Go also said he was working to "clarify and simply" policies related to value-added taxes.

Other reforms to be pursued, he added, include pre-border inspections and digitalized invoicing to curb smuggling and prevent the entry of substandard products, among others.

"This will signal our commitment to openness, efficiency and transparency, encouraging local and foreign investors alike to bet on the Philippines," he added.

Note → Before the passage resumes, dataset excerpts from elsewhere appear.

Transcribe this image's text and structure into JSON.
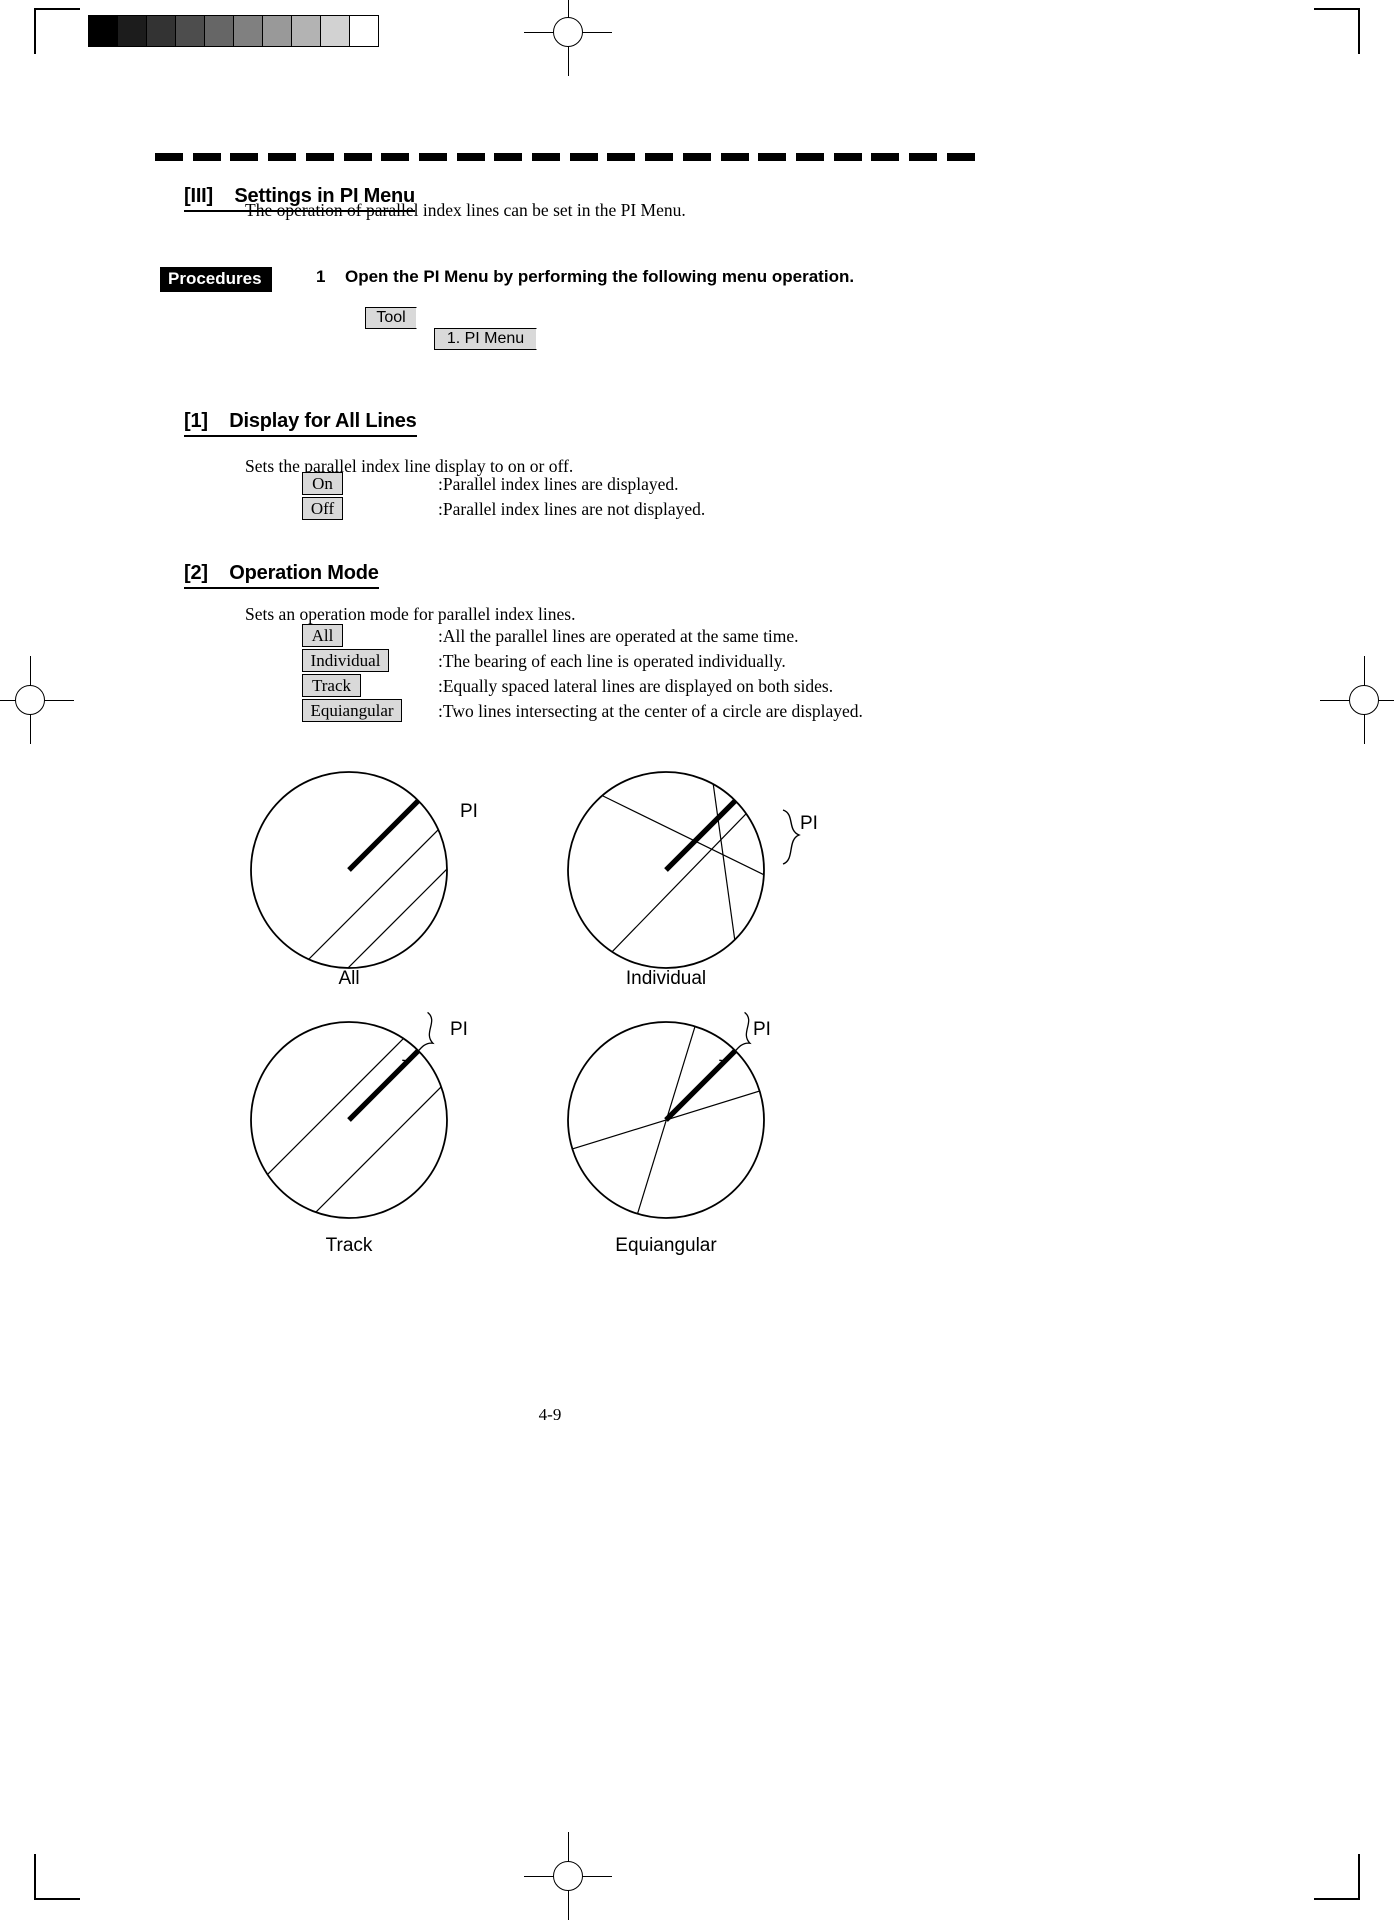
{
  "document": {
    "page_footer": "4-9",
    "section_rule_dashes": 22
  },
  "calibration": {
    "name": "grayscale-step-wedge",
    "steps": [
      "#000000",
      "#1c1c1c",
      "#333333",
      "#4d4d4d",
      "#666666",
      "#808080",
      "#999999",
      "#b3b3b3",
      "#d2d2d2",
      "#ffffff"
    ]
  },
  "headings": {
    "section_3": "[III]    Settings in PI Menu",
    "sub_1": "[1]    Display for All Lines",
    "sub_2": "[2]    Operation Mode"
  },
  "intro": {
    "text": "The operation of parallel index lines can be set in the PI Menu."
  },
  "procedures": {
    "tag_label": "Procedures",
    "step_number": "1",
    "step_text": "Open the PI Menu by performing the following menu operation.",
    "menu_path": [
      {
        "label": "Tool"
      },
      {
        "label": "1. PI Menu"
      }
    ]
  },
  "display_all_lines": {
    "description": "Sets the parallel index line display to on or off.",
    "options": [
      {
        "button": "On",
        "description": ":Parallel index lines are displayed."
      },
      {
        "button": "Off",
        "description": ":Parallel index lines are not displayed."
      }
    ]
  },
  "operation_mode": {
    "description": "Sets an operation mode for parallel index lines.",
    "options": [
      {
        "button": "All",
        "description": ":All the parallel lines are operated at the same time."
      },
      {
        "button": "Individual",
        "description": ":The bearing of each line is operated individually."
      },
      {
        "button": "Track",
        "description": ":Equally spaced lateral lines are displayed on both sides."
      },
      {
        "button": "Equiangular",
        "description": ":Two lines intersecting at the center of a circle are displayed."
      }
    ]
  },
  "figures": [
    {
      "id": "all",
      "caption": "All",
      "pi_label": "PI",
      "has_brace": false
    },
    {
      "id": "individual",
      "caption": "Individual",
      "pi_label": "PI",
      "has_brace": true
    },
    {
      "id": "track",
      "caption": "Track",
      "pi_label": "PI",
      "has_brace": true
    },
    {
      "id": "equiangular",
      "caption": "Equiangular",
      "pi_label": "PI",
      "has_brace": true
    }
  ],
  "colors": {
    "ink": "#000000",
    "paper": "#ffffff",
    "key_face": "#d9d9d9"
  }
}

Sectors that the government wants to be made more attractive to investors include mining, electronics, agriculture and pharmaceuticals.

"For mining, we have to shorten the processing time to get exploration projects going and in a simplistic way," Go said.

"For semiconductors and microelectronics, we are targeting to boost what we are already good at: more assembly, more testing and more packaging, and to grow the higher value-added product, which is design and perhaps a prototype of a wafer fab," he added.

"In agriculture, we are looking at the obvious, which is boosting production of every possible commodity that we can, increasing post-harvest facilities and improving the logistical chain to bring the agriculture products to market.

"[Also,] we aim to bring down the costs of medicine and health care for everybody in the Philippines."